The Bracero program was replaced in 1964 by the H-2 program, which allowed employers to hire foreign workers for both agricultural and non-agricultural jobs in locations with a shortage of domestic workers. By 1986, this program was found to have similar problems as the Bracero program. By the early 1980s the United States government felt it had lost control of it's southwestern borders. High immigration, stagnant American wages, and widespread unemployment (particularly in California) all contributed to the rise of nativist sentiment in the US.

The Immigration Reform and Control Act of 1986 (IRCA) attempted to control and deter illegal immigration by providing amnesty for long term workers, penalties for employers hiring undocumented workers, and a significant infusion of money and personnel for the Border Patrol. President Reagan's idea of a guest-worker program did not develop into legislation. Mexico's Lopez Portillo administration counted on migration to the US as a substitute for redistributive land reform in its handling of rural political pressures; the migratory flow functioned as an "escape valve" helping to dilute the effects of rapid demographic increase and preserving the status quo.

When the Immigration Reform and Control Act of 1986 was enacted, it divided H-2 workers into temporary agricultural workers (H-2A), and temporary non-agricultural workers (H-2B).

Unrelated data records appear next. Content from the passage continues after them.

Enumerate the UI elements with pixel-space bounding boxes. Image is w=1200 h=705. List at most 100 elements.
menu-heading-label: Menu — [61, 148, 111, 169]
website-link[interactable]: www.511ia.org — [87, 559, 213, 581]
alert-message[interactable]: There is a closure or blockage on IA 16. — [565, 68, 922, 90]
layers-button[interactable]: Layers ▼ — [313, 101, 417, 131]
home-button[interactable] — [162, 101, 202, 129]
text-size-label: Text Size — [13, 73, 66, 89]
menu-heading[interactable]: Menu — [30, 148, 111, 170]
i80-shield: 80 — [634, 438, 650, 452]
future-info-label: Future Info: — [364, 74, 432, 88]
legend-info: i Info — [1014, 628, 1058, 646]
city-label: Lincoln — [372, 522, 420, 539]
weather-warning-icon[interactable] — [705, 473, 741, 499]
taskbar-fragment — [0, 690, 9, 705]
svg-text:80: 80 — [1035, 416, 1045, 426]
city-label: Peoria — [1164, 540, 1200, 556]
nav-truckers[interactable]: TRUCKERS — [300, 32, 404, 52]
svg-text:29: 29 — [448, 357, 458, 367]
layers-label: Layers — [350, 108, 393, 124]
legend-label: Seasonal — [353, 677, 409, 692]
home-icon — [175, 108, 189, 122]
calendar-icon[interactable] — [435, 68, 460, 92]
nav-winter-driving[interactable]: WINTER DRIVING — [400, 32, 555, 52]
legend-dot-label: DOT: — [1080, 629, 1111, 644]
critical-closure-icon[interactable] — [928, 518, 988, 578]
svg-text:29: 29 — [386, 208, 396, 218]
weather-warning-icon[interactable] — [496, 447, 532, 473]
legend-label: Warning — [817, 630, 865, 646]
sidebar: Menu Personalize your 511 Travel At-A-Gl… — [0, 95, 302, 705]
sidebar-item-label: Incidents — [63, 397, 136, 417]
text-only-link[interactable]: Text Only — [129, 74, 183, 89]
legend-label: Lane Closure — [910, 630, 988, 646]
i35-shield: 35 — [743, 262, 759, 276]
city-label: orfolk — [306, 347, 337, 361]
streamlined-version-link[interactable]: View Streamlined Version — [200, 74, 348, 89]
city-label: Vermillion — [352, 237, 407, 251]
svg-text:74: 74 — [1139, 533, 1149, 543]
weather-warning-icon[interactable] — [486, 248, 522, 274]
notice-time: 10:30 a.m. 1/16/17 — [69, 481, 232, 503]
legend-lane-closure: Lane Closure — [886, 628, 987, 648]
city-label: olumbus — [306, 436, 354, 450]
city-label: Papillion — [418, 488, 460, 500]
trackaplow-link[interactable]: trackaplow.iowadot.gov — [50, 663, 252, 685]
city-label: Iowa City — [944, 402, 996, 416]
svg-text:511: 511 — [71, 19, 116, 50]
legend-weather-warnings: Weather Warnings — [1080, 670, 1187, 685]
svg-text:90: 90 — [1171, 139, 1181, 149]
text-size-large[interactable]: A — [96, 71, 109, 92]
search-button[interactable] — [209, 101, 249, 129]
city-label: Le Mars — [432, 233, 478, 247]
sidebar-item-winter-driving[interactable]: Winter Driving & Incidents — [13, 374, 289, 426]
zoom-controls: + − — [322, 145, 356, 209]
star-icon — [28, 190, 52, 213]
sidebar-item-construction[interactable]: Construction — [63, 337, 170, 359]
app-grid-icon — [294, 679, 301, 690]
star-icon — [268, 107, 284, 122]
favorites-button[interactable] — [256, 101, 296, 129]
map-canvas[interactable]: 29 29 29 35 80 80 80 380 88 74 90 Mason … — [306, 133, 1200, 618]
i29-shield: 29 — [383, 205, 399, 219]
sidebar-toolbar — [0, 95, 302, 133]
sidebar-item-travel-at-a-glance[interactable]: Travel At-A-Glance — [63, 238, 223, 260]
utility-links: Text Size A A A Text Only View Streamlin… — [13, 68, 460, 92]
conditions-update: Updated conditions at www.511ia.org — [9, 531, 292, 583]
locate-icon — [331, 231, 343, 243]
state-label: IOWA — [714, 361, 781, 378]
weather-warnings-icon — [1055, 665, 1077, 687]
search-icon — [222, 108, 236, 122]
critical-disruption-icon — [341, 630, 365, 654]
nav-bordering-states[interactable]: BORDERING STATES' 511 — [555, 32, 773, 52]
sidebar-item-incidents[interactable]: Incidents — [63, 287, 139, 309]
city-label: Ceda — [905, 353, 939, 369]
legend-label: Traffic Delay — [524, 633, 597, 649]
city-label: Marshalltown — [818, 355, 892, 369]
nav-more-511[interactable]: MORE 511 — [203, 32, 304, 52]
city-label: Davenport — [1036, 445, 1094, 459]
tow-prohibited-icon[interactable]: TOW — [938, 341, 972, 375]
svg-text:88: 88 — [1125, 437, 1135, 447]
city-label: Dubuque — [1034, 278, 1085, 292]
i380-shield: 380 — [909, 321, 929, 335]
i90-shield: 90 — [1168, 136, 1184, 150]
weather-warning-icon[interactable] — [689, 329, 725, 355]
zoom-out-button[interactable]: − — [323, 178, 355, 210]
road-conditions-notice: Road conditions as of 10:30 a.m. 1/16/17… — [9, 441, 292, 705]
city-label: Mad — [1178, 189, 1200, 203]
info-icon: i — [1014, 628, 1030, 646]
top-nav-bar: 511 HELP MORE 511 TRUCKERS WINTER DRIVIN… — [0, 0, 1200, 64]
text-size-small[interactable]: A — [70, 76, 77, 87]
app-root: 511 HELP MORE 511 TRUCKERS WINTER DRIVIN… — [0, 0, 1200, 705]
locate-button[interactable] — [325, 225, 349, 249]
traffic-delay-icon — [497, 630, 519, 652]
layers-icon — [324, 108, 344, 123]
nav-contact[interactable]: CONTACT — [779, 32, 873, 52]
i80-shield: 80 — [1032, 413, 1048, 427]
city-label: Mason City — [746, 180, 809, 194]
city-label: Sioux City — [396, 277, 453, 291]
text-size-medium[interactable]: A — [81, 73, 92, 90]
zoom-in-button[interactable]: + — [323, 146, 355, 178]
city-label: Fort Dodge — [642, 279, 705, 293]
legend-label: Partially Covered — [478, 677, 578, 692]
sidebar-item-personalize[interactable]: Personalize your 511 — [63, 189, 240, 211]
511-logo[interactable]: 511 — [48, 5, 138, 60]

IRCA also allowed special agricultural workers to legalize their status by proving they worked 90 days in U.S. agriculture between May 1, 1985 and May 1, 1986. Additionally, IRCA allowed additional replenishment agricultural workers to enter the United States as temporary residents between 1990 and 1993 if there was a shortage of farm workers during that time. The H-2A program is managed by three federal agencies. The Department of Labor (DOL) issues the H-2 labor certifications and oversees compliance with labor laws; U.S. Citizenship and Immigration Services (USCIS) adjudicates the H-2 petitions, and the Department of State (DOS) issues the visas to the workers at consulates overseas.

IRCA influenced a wider geographic dispersal of Mexican immigrants throughout the US and away from traditional gateway regions. The employment of workers in agricultural areas such as California and Texas fell in the 1980 s and early 1990 s while employment in urban areas grew. Legalization permitted more freedom of movement toward economic opportunities in the interior. In 1986 82% of legal immigrants settled in California, Texas or Illinois. A decade later, large numbers of Mexican immigrants were settling not only in the traditional states of California, New Mexico, Arizona, Texas, and Illinois, but in Colorado, Florida, Georgia, Nevada, Oregon, Washington, and the New York-New Jersey area.